Don’t Let Edge Cases Dictate the Mainstream
The main case of the rail commuter is making the same trip over and over, day after day. This app is highly optimized for that case. If he wants something else, like “Hey, if I take the train in for the Bruins game on Saturday, when are the trains?” there’s a link for it, but he’ll have to do some work. A rail fan whose hobby is riding every line to every station will have to do much more work. We have carefully optimized for the main case.
Don’t Make the User Think
This app’s biggest de-thinker is the countdown timer. It shows the time until the next train, so you don’t have to look at the schedule, look at the clock, and do math. It shows you the track number so you can go directly there. This app requires as little thinking as I could possibly make it.
Don’t Confirm
We don’t have any confirmation in this app. This app doesn’t do anything that would require it.
Do Undo
The scheduling portion of the app doesn’t have anything that we could undo. In the ticket purchase portion, perhaps we could allow return of purchased tickets. But the T doesn’t refund paper tickets, so electronic tickets won’t get refunded either.
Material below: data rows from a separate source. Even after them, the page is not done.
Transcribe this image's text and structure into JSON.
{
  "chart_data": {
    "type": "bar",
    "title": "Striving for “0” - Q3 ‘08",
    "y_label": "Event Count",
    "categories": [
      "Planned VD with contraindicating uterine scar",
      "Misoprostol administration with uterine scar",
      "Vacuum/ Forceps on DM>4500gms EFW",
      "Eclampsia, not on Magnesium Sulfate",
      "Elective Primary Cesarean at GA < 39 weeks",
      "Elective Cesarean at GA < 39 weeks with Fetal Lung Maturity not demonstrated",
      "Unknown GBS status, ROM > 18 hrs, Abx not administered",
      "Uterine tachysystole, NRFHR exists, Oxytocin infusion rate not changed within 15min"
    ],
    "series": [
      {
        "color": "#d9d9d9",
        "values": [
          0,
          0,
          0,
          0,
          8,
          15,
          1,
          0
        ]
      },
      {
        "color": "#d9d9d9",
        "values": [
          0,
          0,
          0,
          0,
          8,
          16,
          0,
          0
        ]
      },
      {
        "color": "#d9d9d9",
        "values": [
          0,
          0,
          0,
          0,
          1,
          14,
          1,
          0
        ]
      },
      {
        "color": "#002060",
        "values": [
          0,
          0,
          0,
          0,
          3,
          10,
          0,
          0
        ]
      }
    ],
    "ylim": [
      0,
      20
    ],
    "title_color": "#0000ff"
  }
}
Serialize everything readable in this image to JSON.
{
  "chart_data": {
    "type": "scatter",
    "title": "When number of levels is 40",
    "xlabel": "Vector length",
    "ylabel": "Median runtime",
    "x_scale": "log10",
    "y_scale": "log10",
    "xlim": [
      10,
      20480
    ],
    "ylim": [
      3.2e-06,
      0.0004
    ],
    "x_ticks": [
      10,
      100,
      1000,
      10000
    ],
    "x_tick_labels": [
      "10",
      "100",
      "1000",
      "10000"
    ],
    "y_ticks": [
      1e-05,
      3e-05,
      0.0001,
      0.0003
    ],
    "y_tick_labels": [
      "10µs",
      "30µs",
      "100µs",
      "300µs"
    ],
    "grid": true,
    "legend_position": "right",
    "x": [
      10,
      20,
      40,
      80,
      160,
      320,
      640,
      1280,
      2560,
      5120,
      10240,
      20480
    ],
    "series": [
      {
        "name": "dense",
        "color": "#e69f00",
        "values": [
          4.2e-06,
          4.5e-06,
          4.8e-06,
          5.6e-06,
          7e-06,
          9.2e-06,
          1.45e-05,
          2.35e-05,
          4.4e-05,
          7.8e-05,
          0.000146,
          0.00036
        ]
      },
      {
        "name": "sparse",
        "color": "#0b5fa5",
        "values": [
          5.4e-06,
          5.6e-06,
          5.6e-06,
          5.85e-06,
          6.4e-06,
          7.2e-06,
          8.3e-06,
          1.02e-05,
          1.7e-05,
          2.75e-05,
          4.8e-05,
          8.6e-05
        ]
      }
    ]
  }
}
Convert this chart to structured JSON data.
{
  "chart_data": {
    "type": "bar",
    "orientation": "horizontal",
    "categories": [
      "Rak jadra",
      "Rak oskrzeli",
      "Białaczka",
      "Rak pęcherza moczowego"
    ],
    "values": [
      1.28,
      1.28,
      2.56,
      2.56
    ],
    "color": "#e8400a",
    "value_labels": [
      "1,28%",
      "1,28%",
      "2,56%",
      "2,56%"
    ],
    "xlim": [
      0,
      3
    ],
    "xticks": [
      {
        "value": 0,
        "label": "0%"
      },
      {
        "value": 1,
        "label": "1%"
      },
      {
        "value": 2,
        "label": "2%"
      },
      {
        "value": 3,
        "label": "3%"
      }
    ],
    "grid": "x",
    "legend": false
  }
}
Have the Correct Configurability
This app automatically detects the stations that the user travels to and from. If for some reason our automatic detection is wrong, or the user changes her pattern, we provide a link by which she can make changes. We also provide a link if she wants to look at other times. Nothing else is configurable. That’s a good place to start for this app. We may gain a little more configurability in the future, such as the choice of putting the tabs at the top or bottom of the screen.
Lead the Witness
This app leads the witness in everything—automatically detecting which stations we use, which trains we ride, automatically showing us when the next one leaves. Compare it to the original app where the user has to dig for every last scrap. This is a damn good app, if I do say so myself. Which I do, because it is.